Medical College Admission Test

The greatest problem of biology is understanding the divide that exists between life and matter. There seems to be an unbridgeable gulf between them, but how could life have emerged from matter if it is fundamentally different from it? The received view, today, is that life is but an extremely complex form of chemistry, which is equivalent to saying that there is no fundamental divide between them. Primordial genes and primordial proteins appeared spontaneously on the primitive Earth and gradually evolved into increasingly more complex structures, all the way up to the first cells, the basic units of life. The problem of which molecules came first has been the object of countless debates, but in a way it is a secondary issue. What really matters is that spontaneous genes and spontaneous proteins had the potential to evolve into the first cells. This however, is precisely what molecular biology does not support.

The genes and proteins of the first cells had to have biological specificity, and specific molecules cannot be formed spontaneously. They can only be manufactured by molecular machines, and their production requires entities like sequences and codes that simply do not exist in spontaneous processes. That is what really divides matter from life. All components of matter arise by spontaneous processes that do not require sequences and codes, whereas all components of life arise by manufacturing processes that do require these entities. It is the signalling of these sequences and codes, or semiosis, that makes the difference between life and matter. It is semiosis that does not exist in the inanimate world, and that is why biology is not a complex form of chemistry.

The problem of the origin of life becomes in this way the problem of understanding how the first molecular machines came into existence and started producing new types of molecules. We have seen that chemical evolution could spontaneously produce ‘bondmakers’, molecules that had the ability to stick subunits together, and we have also seen that some bondmakers could become ‘copymakers’ by sticking subunits together in the order provided by a template. The next step was the appearance of ‘codemakers’, and that is much more difficult to account for, but in principle it has the same logic and we can regard it as a natural event (ribosomes, for example, can still arise by self-assembly from their components). What really matters is that molecular machines could arise spontaneously, and once in existence they started producing molecules that cannot be formed spontaneously. More precisely, they started producing specific genes and specific proteins and that is what crossed the gulf that divides inanimate matter from life.

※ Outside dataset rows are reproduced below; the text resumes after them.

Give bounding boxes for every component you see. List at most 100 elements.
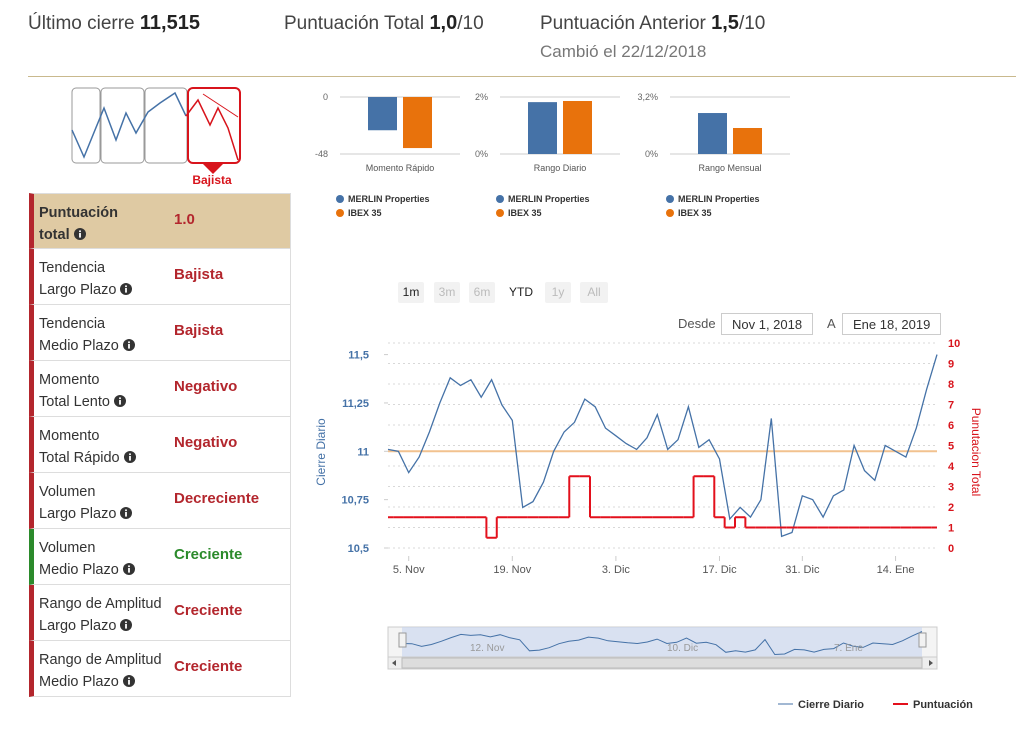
y-tick-label: 3,2%: [637, 92, 658, 102]
label-text: Total Rápido: [39, 450, 120, 466]
label: Puntuación Total: [284, 13, 425, 34]
changed-date: Cambió el 22/12/2018: [540, 42, 707, 61]
y2-tick-label: 10: [948, 338, 960, 350]
trend-icon: Bajista: [71, 87, 241, 187]
row-label: Tendencia Medio Plazo: [39, 313, 135, 357]
y-axis-title: Cierre Diario: [314, 418, 328, 486]
y-tick-label: 11: [357, 446, 369, 458]
label-line: Medio Plazo: [39, 559, 135, 581]
y2-tick-label: 3: [948, 482, 954, 494]
info-icon[interactable]: [120, 283, 133, 295]
y-tick-label: 0%: [645, 149, 658, 159]
label-text: Total Lento: [39, 394, 110, 410]
range-button[interactable]: 3m: [434, 282, 460, 303]
legend-swatch: [496, 195, 504, 203]
score-row: Tendencia Medio Plazo Bajista: [29, 305, 291, 361]
info-icon[interactable]: [123, 451, 136, 463]
range-button[interactable]: YTD: [504, 282, 538, 303]
legend-swatch: [336, 195, 344, 203]
row-label: Volumen Largo Plazo: [39, 481, 133, 525]
y2-tick-label: 2: [948, 502, 954, 514]
row-value: Creciente: [174, 546, 243, 563]
row-label: Rango de Amplitud Largo Plazo: [39, 593, 162, 637]
info-icon[interactable]: [120, 507, 133, 519]
bar: [403, 97, 432, 149]
info-icon[interactable]: [122, 339, 135, 351]
trend-arrow: [202, 93, 239, 118]
row-value: Negativo: [174, 434, 238, 451]
label-line: Tendencia: [39, 313, 135, 335]
score-row: Volumen Medio Plazo Creciente: [29, 529, 291, 585]
info-icon[interactable]: [120, 619, 133, 631]
row-value: Creciente: [174, 658, 243, 675]
label-line: Largo Plazo: [39, 503, 133, 525]
range-button[interactable]: All: [580, 282, 608, 303]
row-value: Negativo: [174, 378, 238, 395]
range-button[interactable]: 1y: [545, 282, 571, 303]
navigator-handle[interactable]: [918, 632, 927, 648]
trend-label: Bajista: [192, 173, 232, 187]
navigator-mask: [402, 627, 922, 657]
label-text: Momento: [39, 372, 100, 388]
label-text: Largo Plazo: [39, 506, 117, 522]
bar: [733, 127, 762, 154]
divider: [28, 76, 1016, 77]
y-tick-label: 10,75: [341, 495, 369, 507]
y-tick-label: -48: [315, 149, 328, 159]
label-line: Rango de Amplitud: [39, 649, 162, 671]
label-line: Total Rápido: [39, 447, 136, 469]
row-value: Decreciente: [174, 490, 260, 507]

The genetic code was the first organic code in the history of life, but was not the only one. We have seen that other organic codes came into existence, and that they account not only for the production of new biological objects but also for the organization of these objects into higher structures and for their interactions with the external world. Semiosis, in short, was not limited to the production of specific molecules. There are at least three different types of semiosis in Nature and we find codes at all levels of life, from the world of genes and proteins all the way up to mind and language. Physics and chemistry provide of course the building blocks of life, but what ‘animates’ matter is codes, and that is why there is a deep truth in the oversimplified statement that “life is semiosis”.